Einhorn, who also runs the $8 billion hedge fund Greenlight Capital, said on an earnings call for his Cayman Islands-based reinsurer that the civil lawsuit reinforces short positions in Standard & Poor's parent McGraw-Hill and Moody's Corporation.
"We believe the recent case against S&P is a negative for the rating agencies and Moody's is not immune," Einhorn said.
The U.S. government said earlier this month that rating agency Standard & Poor's inflated ratings and understated risks associated with mortgage securities. The lawsuit is seeking $5 billion.
The 2007-2009 financial crisis was due in large part to massive losses triggered by risk mortgage loans packaged and sold to investors, often with top ratings from credit raters.
Einhorn also said that his investment fund lowered its net long exposure to 29 percent at the end of January from 39 percent at year's end. He also said that he added to his short positions, or bets that a company's share price will fall.

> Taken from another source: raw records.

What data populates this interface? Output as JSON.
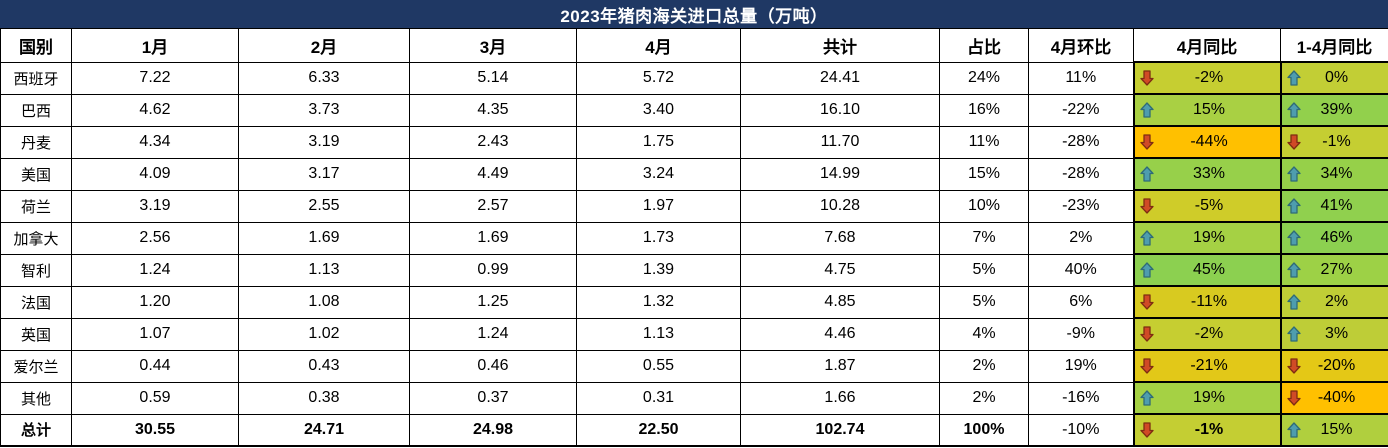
{
  "chart_data": {
    "type": "table",
    "title": "2023年猪肉海关进口总量（万吨）",
    "unit": "万吨",
    "columns": [
      "国别",
      "1月",
      "2月",
      "3月",
      "4月",
      "共计",
      "占比",
      "4月环比",
      "4月同比",
      "1-4月同比"
    ],
    "rows": [
      {
        "country": "西班牙",
        "m1": "7.22",
        "m2": "6.33",
        "m3": "5.14",
        "m4": "5.72",
        "total": "24.41",
        "share": "24%",
        "mom": "11%",
        "yoy": {
          "dir": "down",
          "text": "-2%",
          "bg": "#C6CE31"
        },
        "ytd": {
          "dir": "up",
          "text": "0%",
          "bg": "#C2CE35"
        }
      },
      {
        "country": "巴西",
        "m1": "4.62",
        "m2": "3.73",
        "m3": "4.35",
        "m4": "3.40",
        "total": "16.10",
        "share": "16%",
        "mom": "-22%",
        "yoy": {
          "dir": "up",
          "text": "15%",
          "bg": "#A9D043"
        },
        "ytd": {
          "dir": "up",
          "text": "39%",
          "bg": "#92D04C"
        }
      },
      {
        "country": "丹麦",
        "m1": "4.34",
        "m2": "3.19",
        "m3": "2.43",
        "m4": "1.75",
        "total": "11.70",
        "share": "11%",
        "mom": "-28%",
        "yoy": {
          "dir": "down",
          "text": "-44%",
          "bg": "#FFC000"
        },
        "ytd": {
          "dir": "down",
          "text": "-1%",
          "bg": "#C5CE32"
        }
      },
      {
        "country": "美国",
        "m1": "4.09",
        "m2": "3.17",
        "m3": "4.49",
        "m4": "3.24",
        "total": "14.99",
        "share": "15%",
        "mom": "-28%",
        "yoy": {
          "dir": "up",
          "text": "33%",
          "bg": "#97D04A"
        },
        "ytd": {
          "dir": "up",
          "text": "34%",
          "bg": "#96D049"
        }
      },
      {
        "country": "荷兰",
        "m1": "3.19",
        "m2": "2.55",
        "m3": "2.57",
        "m4": "1.97",
        "total": "10.28",
        "share": "10%",
        "mom": "-23%",
        "yoy": {
          "dir": "down",
          "text": "-5%",
          "bg": "#CFCC29"
        },
        "ytd": {
          "dir": "up",
          "text": "41%",
          "bg": "#90D04E"
        }
      },
      {
        "country": "加拿大",
        "m1": "2.56",
        "m2": "1.69",
        "m3": "1.69",
        "m4": "1.73",
        "total": "7.68",
        "share": "7%",
        "mom": "2%",
        "yoy": {
          "dir": "up",
          "text": "19%",
          "bg": "#A5D144"
        },
        "ytd": {
          "dir": "up",
          "text": "46%",
          "bg": "#8CD050"
        }
      },
      {
        "country": "智利",
        "m1": "1.24",
        "m2": "1.13",
        "m3": "0.99",
        "m4": "1.39",
        "total": "4.75",
        "share": "5%",
        "mom": "40%",
        "yoy": {
          "dir": "up",
          "text": "45%",
          "bg": "#8CD050"
        },
        "ytd": {
          "dir": "up",
          "text": "27%",
          "bg": "#9DD146"
        }
      },
      {
        "country": "法国",
        "m1": "1.20",
        "m2": "1.08",
        "m3": "1.25",
        "m4": "1.32",
        "total": "4.85",
        "share": "5%",
        "mom": "6%",
        "yoy": {
          "dir": "down",
          "text": "-11%",
          "bg": "#D8CA20"
        },
        "ytd": {
          "dir": "up",
          "text": "2%",
          "bg": "#C0CE36"
        }
      },
      {
        "country": "英国",
        "m1": "1.07",
        "m2": "1.02",
        "m3": "1.24",
        "m4": "1.13",
        "total": "4.46",
        "share": "4%",
        "mom": "-9%",
        "yoy": {
          "dir": "down",
          "text": "-2%",
          "bg": "#C6CE31"
        },
        "ytd": {
          "dir": "up",
          "text": "3%",
          "bg": "#BECD37"
        }
      },
      {
        "country": "爱尔兰",
        "m1": "0.44",
        "m2": "0.43",
        "m3": "0.46",
        "m4": "0.55",
        "total": "1.87",
        "share": "2%",
        "mom": "19%",
        "yoy": {
          "dir": "down",
          "text": "-21%",
          "bg": "#E2C818"
        },
        "ytd": {
          "dir": "down",
          "text": "-20%",
          "bg": "#E4C816"
        }
      },
      {
        "country": "其他",
        "m1": "0.59",
        "m2": "0.38",
        "m3": "0.37",
        "m4": "0.31",
        "total": "1.66",
        "share": "2%",
        "mom": "-16%",
        "yoy": {
          "dir": "up",
          "text": "19%",
          "bg": "#A5D144"
        },
        "ytd": {
          "dir": "down",
          "text": "-40%",
          "bg": "#FFC000"
        }
      },
      {
        "country": "总计",
        "is_total": true,
        "m1": "30.55",
        "m2": "24.71",
        "m3": "24.98",
        "m4": "22.50",
        "total": "102.74",
        "share": "100%",
        "mom": "-10%",
        "regular": [
          "mom"
        ],
        "yoy": {
          "dir": "down",
          "text": "-1%",
          "bg": "#C4CE33",
          "bold": true
        },
        "ytd": {
          "dir": "up",
          "text": "15%",
          "bg": "#B0CF3E",
          "bold": false
        }
      }
    ]
  },
  "colors": {
    "title_bg": "#1F3864",
    "title_text": "#FFFFFF",
    "grid_line": "#000000",
    "orange_low": "#FFC000",
    "green_high": "#8CD050",
    "up_arrow_fill": "#4E9DAE",
    "up_arrow_outline": "#2F6B77",
    "down_arrow_fill": "#D04A26",
    "down_arrow_outline": "#7E2D12"
  }
}
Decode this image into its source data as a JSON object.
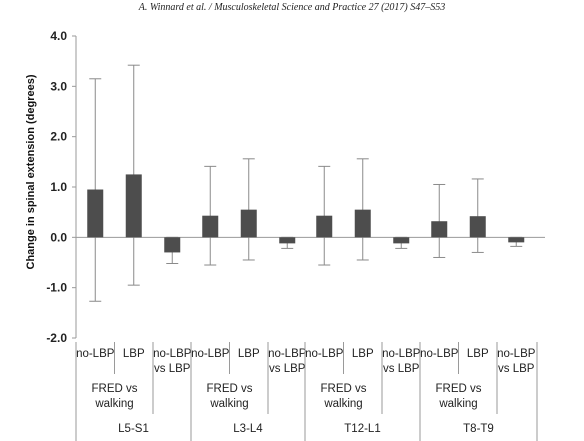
{
  "header": {
    "citation": "A. Winnard et al. / Musculoskeletal Science and Practice 27 (2017) S47–S53"
  },
  "chart_data": {
    "type": "bar",
    "ylabel": "Change in spinal extension (degrees)",
    "ylim": [
      -2.0,
      4.0
    ],
    "yticks": [
      "4.0",
      "3.0",
      "2.0",
      "1.0",
      "0.0",
      "-1.0",
      "-2.0"
    ],
    "ytick_values": [
      4,
      3,
      2,
      1,
      0,
      -1,
      -2
    ],
    "groups": [
      {
        "label": "L5-S1",
        "fred_label": [
          "FRED vs",
          "walking"
        ],
        "bars": [
          {
            "label": [
              "no-LBP"
            ],
            "value": 0.95,
            "lower": -1.27,
            "upper": 3.15
          },
          {
            "label": [
              "LBP"
            ],
            "value": 1.25,
            "lower": -0.95,
            "upper": 3.42
          },
          {
            "label": [
              "no-LBP",
              "vs LBP"
            ],
            "value": -0.3,
            "lower": -0.52,
            "upper": 0.0
          }
        ]
      },
      {
        "label": "L3-L4",
        "fred_label": [
          "FRED vs",
          "walking"
        ],
        "bars": [
          {
            "label": [
              "no-LBP"
            ],
            "value": 0.43,
            "lower": -0.55,
            "upper": 1.41
          },
          {
            "label": [
              "LBP"
            ],
            "value": 0.55,
            "lower": -0.45,
            "upper": 1.56
          },
          {
            "label": [
              "no-LBP",
              "vs LBP"
            ],
            "value": -0.12,
            "lower": -0.22,
            "upper": 0.0
          }
        ]
      },
      {
        "label": "T12-L1",
        "fred_label": [
          "FRED vs",
          "walking"
        ],
        "bars": [
          {
            "label": [
              "no-LBP"
            ],
            "value": 0.43,
            "lower": -0.55,
            "upper": 1.41
          },
          {
            "label": [
              "LBP"
            ],
            "value": 0.55,
            "lower": -0.45,
            "upper": 1.56
          },
          {
            "label": [
              "no-LBP",
              "vs LBP"
            ],
            "value": -0.12,
            "lower": -0.22,
            "upper": 0.0
          }
        ]
      },
      {
        "label": "T8-T9",
        "fred_label": [
          "FRED vs",
          "walking"
        ],
        "bars": [
          {
            "label": [
              "no-LBP"
            ],
            "value": 0.32,
            "lower": -0.4,
            "upper": 1.05
          },
          {
            "label": [
              "LBP"
            ],
            "value": 0.42,
            "lower": -0.3,
            "upper": 1.16
          },
          {
            "label": [
              "no-LBP",
              "vs LBP"
            ],
            "value": -0.1,
            "lower": -0.18,
            "upper": 0.0
          }
        ]
      }
    ],
    "bar_color": "#4d4d4d",
    "errorbar_color": "#8a8a8a",
    "axis_color": "#9a9a9a",
    "grid": false,
    "legend": false
  }
}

He cited the U.S. economy's decline in gross domestic product at a 0.1 percent annual rate in the fourth quarter.
"As the market continues to advance even as the economy doesn't, we tend to become less enthusiastic," Einhorn said.
Einhorn added, however, that his short positions negatively affected performance in January, and that Moody's was his biggest losing short position last year.
Einhorn also said Apple, one of his biggest long positions, "has a fortress balance sheet with opportunities to unlock significant shareholder value." He owns roughly 1.3 million shares in the company
Einhorn announced on Feb. 7 that he is suing Apple to halt the company's falling share price and get it to deploy its $137.1 billion cash pile more effectively. Einhorn proposed that the company issue preferred stock and return more cash to investors.